Yeah, there are two places that should be patched with expect, and I though that I did that. Turns out that I didn't, and now I know what terminal was killed due to memory pressure of running rust-analyzers.

[Wumpf]

Practically all changes in 46cb497 are incorrect as they use cargo_error in libraries that are not necessarily part of build.rs.
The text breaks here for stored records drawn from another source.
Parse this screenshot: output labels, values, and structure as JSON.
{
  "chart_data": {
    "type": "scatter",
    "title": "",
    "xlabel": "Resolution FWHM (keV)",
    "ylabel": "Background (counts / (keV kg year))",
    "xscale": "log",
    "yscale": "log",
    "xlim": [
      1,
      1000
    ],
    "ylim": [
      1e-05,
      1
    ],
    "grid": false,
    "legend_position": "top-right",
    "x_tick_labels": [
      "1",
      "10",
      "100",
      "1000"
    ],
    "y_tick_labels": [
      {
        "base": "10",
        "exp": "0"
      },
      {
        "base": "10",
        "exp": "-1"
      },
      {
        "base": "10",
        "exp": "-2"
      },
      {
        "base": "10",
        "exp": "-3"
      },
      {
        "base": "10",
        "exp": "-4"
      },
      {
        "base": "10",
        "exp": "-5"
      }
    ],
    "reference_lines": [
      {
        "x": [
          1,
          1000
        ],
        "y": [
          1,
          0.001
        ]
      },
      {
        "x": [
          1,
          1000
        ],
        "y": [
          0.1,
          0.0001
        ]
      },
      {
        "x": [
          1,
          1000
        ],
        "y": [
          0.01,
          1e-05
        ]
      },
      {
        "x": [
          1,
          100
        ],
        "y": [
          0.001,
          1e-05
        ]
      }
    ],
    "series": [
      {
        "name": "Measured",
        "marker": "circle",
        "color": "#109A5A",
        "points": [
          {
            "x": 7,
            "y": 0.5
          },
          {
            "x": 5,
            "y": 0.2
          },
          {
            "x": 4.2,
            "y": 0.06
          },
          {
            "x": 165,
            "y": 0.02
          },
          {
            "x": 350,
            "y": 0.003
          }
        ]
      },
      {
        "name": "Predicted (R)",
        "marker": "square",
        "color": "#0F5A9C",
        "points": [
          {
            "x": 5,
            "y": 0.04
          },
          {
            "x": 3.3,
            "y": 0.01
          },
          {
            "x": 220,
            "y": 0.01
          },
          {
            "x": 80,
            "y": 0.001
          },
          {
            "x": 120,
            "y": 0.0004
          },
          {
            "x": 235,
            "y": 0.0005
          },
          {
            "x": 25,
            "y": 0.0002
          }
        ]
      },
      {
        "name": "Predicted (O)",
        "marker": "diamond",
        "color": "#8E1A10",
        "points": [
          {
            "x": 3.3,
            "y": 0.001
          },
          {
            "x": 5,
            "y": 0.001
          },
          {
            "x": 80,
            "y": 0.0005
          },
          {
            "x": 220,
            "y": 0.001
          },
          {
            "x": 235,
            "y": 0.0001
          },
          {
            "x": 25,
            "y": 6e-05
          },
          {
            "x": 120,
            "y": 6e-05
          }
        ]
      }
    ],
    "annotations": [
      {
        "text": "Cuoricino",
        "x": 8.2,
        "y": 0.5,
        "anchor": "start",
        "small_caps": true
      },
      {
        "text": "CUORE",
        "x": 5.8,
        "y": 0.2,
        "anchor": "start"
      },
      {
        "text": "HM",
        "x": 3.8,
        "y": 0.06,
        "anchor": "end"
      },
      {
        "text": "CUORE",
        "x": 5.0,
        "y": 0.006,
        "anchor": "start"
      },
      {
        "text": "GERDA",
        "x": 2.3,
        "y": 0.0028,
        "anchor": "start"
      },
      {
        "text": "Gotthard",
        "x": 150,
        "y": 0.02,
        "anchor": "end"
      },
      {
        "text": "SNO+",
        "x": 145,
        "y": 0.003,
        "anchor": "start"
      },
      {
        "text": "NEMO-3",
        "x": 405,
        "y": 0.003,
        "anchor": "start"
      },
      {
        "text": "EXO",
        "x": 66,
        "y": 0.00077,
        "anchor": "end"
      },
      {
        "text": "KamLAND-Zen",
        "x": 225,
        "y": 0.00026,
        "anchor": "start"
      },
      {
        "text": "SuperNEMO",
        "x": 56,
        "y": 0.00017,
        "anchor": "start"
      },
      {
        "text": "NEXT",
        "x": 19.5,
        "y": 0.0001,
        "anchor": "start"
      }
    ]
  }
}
• re_types_builder is invoked not as a build tool inside of build.rs, but rather as command line tool to build types. We typically run it with pixi run codegen
• re_build_info isn't a library exclusively used in build.rs, but rather to read out build info that was previously injected via a build.rs
• re_dev_tools is a command line tool used by various build & testing scripts

[Wumpf]

I figure that's a huge drawback of printing with cargo::error (+ exit(0)) - you have to be 100% certain that you're inside a build.rs which as demonstrated isn't always that clear

[Wumpf]

ci still doesn't run through https://github.com/rerun-io/rerun/actions/runs/17221558702/job/48887551457?pr=10941

[YohDeadfall]

It's caused by rust-lang/rust-clippy#15564. I will remove expect for now as clippy cannot see panic inside const.

[YohDeadfall]

@Wumpf, I polished the pull request taking into account the provided information. Therefore, all cargo:error usage is in re_build_tools as it's referenced by build.rs. In other build crates I made panic! allowed like in tests as it's not production code. The production crates use expect where needed.

[Wumpf]

nice catch of dead code!

[Wumpf]

ci is still not happy. You can replicate its set of checks by running pixi run rs-check --skip individual_crates docs_slow (that's very lengthy though, you may want to pick out smaller subsets for iterating)

[YohDeadfall]

ci is still not happy.

Yeah, I will come back to it and fix that as I get a bit of spare time. I still remember about the pull requests, it's not abandoned, just a startup I'm working for prepares for a conference and lots of thing have to be ready before that.

[Wumpf]

putting this to draft for tracking purposes

[YohDeadfall]

@Wumpf, could you run the workflows on the pull request? I have some time to finish it, finally.